When schools underspend wages, particularly in support functions, they often pay consultants to fill gaps, which appears in miscellaneous other expenses. Benjamin added that underspending was applied to prepaid special education, with out-of-district tuitions showing $900,000 more spent than budgeted. Goolsby noted they are working with schools to better align line item buckets with actuals, acknowledging the current superintendent did not build the fiscal year 2025 budget.
Benjamin explained that cost of living adjustments are about 3 percent, but employees stepping up can see 5-7 percent increases depending on their position in the salary scale, while those at the top step only receive the 3 percent increase. Keezer added another factor affecting salary projections: while people typically move up steps increasing costs, retirees at top steps are usually replaced by people at lower steps providing savings. However, the current employment market requires hiring people at higher steps based on experience, eliminating those savings. He noted consultants are reviewing salary schedules and market comparisons.
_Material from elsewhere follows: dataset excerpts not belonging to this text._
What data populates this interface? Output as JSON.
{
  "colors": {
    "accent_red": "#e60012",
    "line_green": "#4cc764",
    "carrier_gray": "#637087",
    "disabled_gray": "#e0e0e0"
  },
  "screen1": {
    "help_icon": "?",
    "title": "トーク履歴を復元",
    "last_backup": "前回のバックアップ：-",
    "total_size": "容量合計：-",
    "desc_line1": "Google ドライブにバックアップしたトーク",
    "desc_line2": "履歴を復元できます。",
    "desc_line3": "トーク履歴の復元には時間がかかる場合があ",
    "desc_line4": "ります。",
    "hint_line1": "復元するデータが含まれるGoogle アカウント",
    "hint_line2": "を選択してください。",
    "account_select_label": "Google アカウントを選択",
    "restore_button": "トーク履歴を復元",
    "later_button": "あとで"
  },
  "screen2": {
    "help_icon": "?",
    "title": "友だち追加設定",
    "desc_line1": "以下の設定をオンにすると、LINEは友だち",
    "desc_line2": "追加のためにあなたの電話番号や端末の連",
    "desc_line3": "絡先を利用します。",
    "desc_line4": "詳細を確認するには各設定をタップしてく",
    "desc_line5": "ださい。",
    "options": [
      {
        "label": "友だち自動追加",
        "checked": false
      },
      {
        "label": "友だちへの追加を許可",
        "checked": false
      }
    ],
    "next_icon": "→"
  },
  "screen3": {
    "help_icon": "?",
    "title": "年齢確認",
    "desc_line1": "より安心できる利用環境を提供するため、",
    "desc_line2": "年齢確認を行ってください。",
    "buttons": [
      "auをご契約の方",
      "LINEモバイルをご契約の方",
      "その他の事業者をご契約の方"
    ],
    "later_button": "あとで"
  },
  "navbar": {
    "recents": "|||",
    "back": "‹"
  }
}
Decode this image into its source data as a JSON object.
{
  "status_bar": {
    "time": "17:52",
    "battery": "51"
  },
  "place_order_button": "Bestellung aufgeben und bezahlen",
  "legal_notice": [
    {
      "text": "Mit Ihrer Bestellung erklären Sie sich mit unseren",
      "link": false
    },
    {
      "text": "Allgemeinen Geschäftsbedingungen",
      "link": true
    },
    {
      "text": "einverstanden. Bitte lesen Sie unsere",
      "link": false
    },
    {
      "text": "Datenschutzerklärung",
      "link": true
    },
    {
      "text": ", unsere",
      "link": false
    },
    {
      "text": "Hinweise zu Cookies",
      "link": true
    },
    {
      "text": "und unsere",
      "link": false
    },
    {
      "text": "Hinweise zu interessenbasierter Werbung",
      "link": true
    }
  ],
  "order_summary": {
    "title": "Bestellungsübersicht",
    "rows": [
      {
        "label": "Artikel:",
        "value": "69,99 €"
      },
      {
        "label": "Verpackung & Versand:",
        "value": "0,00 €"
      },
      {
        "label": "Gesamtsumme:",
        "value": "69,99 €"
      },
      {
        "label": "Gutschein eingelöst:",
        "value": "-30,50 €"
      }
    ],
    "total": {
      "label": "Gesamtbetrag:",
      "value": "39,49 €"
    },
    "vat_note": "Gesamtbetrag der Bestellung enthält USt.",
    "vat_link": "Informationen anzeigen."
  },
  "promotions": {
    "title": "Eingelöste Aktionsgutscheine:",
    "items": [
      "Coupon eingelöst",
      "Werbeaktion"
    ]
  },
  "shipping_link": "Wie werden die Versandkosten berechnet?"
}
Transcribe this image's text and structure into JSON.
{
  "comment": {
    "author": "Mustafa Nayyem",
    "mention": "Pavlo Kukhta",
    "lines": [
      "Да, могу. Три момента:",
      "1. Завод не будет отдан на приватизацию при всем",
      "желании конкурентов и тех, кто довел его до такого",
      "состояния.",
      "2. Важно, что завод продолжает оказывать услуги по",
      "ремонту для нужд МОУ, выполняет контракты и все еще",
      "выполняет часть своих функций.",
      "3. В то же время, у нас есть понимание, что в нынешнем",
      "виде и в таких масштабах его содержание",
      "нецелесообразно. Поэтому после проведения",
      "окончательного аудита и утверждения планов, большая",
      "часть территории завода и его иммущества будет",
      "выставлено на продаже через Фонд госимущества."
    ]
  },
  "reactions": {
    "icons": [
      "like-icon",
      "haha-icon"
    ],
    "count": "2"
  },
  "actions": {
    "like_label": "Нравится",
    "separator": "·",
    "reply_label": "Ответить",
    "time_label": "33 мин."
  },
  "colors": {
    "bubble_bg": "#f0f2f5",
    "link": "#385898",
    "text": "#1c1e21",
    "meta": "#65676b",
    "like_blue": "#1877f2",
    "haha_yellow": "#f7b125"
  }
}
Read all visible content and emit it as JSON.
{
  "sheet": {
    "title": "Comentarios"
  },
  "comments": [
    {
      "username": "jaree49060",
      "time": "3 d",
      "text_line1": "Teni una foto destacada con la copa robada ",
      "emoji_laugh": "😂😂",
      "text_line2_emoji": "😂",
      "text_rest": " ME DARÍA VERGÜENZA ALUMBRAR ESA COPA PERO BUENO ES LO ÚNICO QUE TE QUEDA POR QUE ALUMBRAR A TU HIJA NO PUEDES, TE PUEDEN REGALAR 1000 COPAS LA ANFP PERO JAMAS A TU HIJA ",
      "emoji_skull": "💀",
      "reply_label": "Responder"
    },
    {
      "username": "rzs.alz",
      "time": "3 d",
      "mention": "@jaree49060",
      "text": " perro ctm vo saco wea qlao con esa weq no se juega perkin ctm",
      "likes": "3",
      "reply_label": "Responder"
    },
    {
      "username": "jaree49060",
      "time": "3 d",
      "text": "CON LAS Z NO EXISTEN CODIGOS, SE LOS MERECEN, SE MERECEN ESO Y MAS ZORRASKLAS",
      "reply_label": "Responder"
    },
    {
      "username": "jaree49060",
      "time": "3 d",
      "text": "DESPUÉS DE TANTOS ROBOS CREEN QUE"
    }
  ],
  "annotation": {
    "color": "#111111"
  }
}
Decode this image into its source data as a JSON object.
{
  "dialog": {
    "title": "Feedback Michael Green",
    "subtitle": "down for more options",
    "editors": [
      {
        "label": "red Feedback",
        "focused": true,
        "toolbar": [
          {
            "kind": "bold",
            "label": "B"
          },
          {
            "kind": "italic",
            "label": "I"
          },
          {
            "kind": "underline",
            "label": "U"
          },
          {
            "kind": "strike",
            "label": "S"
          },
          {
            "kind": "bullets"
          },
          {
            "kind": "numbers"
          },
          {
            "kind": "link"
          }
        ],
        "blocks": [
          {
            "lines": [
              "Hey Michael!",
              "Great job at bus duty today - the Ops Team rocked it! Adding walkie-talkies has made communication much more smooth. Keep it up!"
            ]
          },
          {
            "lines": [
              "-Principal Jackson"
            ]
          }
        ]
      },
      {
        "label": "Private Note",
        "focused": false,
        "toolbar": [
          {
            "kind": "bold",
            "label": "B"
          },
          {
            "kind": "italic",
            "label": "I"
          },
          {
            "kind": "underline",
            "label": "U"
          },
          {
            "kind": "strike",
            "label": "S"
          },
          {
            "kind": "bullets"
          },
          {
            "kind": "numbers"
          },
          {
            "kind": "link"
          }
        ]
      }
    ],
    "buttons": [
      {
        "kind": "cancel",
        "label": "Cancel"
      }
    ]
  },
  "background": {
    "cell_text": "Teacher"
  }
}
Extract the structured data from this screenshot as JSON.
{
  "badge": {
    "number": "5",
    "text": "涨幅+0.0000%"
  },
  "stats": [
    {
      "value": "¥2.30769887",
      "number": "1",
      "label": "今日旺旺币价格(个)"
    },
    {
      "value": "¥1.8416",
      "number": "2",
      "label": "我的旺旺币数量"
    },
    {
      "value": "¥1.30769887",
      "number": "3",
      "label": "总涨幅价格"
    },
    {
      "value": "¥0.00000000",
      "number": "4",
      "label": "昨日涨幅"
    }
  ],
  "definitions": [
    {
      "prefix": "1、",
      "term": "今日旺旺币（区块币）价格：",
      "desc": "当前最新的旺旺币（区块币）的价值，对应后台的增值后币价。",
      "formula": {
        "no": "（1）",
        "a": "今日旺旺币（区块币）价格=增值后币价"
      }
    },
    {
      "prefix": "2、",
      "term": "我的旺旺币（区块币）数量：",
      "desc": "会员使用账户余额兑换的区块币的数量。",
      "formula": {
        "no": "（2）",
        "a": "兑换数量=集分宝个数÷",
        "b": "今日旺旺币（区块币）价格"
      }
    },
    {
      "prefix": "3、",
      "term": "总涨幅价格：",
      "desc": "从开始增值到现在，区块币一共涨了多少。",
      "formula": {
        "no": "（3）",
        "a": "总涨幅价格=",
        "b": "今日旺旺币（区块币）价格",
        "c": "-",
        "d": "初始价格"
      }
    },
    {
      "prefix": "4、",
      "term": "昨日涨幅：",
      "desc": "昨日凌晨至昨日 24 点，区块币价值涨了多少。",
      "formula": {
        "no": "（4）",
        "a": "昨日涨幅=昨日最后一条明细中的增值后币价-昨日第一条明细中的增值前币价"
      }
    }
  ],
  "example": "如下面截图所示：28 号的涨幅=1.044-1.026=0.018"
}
A committee member acknowledged the data’s utility and defended paying for talent with good comparisons, but noted the perpetual budget ratchet and questioned whether the town is right-sized for service delivery. Insurance and benefits represent another major cost driver, with fiscal year 2025 showing $1.4 million over budget despite having $1.4 million in reserve. Benjamin moved some reserve to Finance Committee reserve for transparency, keeping $200,000 in the line item for mid-year enrollment changes.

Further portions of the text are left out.